Hay muchos niños, de todas las clases y caracteres. Pero hay un gran número de críos que de alguna manera, son olvidados. Y esos son los neurodivergentes (diagnosticados con TEA) o los que padecen algún tipo de trastorno.

Llaman mucho a atención en las clases, porque son los catalogados de “vagos”, “rebeldes”, “movidos”, “asociales”, “raros” y un largo etcétera. Los profesores viven una cotidianidad que se escapa a muchas familias: la realidad de que hay niños diferentes al resto, con necesidades especiales en el aula.

Psicólogos y maestros tienen ése nexo en común, el de compartir mucho tiempo en sus jornadas laborales con críos que llevan una etiqueta colgada al cuello, la mayoría de veces sin haberla pedido.

Los diagnósticos psiquiátricos afectan a los adultos, evidentemente tienen un peso en los niños que los reciben. Y en ése contexto, están otros olvidados: los padres de niños con patología mental. La culpabilidad y la duda están presentes durante buena parte del diagnóstico y tratamiento, y encima tienen que aguantar otros calificativos del entorno, que, frente a lo raro, lo desconocido, en vez de ayudar, complican más la situación. La incomprensión (algo que puede tener muy fácil arreglo) da pie al miedo y todos sabemos que ése es el mejor abono para el estigma.

Ante éstos hechos deberíamos preguntarnos algo: ¿qué es ser normal? Y casi más importante: ¿qué es ser un niño normal?

La sobrepatologización y los diagnósticos (etiquetadores) indiscriminados han sido polémicos estos últimos años. Seguramente todos los lectores conozcan a algún niño con déficit de atención o hiperactividad, o a algún niño con problemas de conducta o un tipo de autismo. Es raro que en cualquier aula de España no haya algún niño con diagnóstico psiquiátrico.

A parte de la realidad del tratamiento a lo que se tendrán que enfrentar éstos niños y sus padres o tutores, la realidad social se mueve en paralelo (la sociedad de un niño incluye la familia, las amistades y las exigencias académicas) a todas ésas experiencias y demandas ambientales. Los psicólogos infantiles o pediatras están acostumbrados a convivir con ésta realidad, pero la sociedad en general no. Un adulto con patología resulta incómodo, y un niño afectado también, y además suele despertar sentimientos de tristeza o injusticia.
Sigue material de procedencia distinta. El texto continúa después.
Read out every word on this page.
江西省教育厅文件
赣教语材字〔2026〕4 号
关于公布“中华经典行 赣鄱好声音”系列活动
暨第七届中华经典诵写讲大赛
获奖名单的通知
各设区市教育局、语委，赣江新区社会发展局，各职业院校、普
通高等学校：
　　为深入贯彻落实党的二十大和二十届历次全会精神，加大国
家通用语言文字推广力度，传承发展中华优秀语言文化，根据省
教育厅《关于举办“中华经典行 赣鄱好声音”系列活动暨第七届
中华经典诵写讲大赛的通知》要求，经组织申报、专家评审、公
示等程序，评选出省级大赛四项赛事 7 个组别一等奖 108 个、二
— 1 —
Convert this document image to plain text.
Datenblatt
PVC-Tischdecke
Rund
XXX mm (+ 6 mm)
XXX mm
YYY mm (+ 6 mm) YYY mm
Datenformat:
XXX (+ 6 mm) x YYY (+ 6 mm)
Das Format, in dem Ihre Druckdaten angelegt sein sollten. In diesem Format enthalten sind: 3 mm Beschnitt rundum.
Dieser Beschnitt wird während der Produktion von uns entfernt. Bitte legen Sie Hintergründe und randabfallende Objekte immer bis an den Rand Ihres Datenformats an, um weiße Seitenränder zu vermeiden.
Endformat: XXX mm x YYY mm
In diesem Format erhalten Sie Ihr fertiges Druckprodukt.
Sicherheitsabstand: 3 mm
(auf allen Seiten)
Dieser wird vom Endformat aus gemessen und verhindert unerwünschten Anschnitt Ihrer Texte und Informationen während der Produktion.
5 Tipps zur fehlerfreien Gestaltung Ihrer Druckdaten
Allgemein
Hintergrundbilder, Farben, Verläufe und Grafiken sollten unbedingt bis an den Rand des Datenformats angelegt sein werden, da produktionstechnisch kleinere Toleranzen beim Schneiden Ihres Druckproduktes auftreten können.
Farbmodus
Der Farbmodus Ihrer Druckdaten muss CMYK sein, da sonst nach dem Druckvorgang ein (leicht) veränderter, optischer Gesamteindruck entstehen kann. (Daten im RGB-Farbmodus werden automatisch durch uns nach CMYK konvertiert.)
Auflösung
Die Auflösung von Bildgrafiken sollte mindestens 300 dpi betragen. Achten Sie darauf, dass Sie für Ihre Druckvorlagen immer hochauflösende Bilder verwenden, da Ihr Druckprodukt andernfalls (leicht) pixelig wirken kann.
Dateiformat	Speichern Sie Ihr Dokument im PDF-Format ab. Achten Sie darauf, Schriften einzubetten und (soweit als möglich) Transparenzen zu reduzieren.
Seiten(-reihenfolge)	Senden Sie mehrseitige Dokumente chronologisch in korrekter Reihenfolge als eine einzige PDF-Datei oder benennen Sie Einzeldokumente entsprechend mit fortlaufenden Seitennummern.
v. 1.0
Los niños con patología no necesitan que los demás les tengan pena o que se culpabilice a sus padres. Tampoco necesitan que los demás se rían de ellos ni que se les margine (recordemos que el bullying se ceba particularmente con los niños afectados de trastornos mentales).

Los niños con trastornos necesitan ser escuchados y comprendidos. Necesitan que la sociedad sea justa y tenga capacidad de asimilar ésta realidad que está cada vez más presente en nuestro día a día.

Recordemos que un niño con patología tiene muchísimas más papeletas de ser un adulto con patología, y una forma de aceptar ésta situación es que se sienta apoyado y comprendido. Que se sienta escuchado. Escuchemos pues a los niños con trastornos: nos pueden enseñar muchas cosas.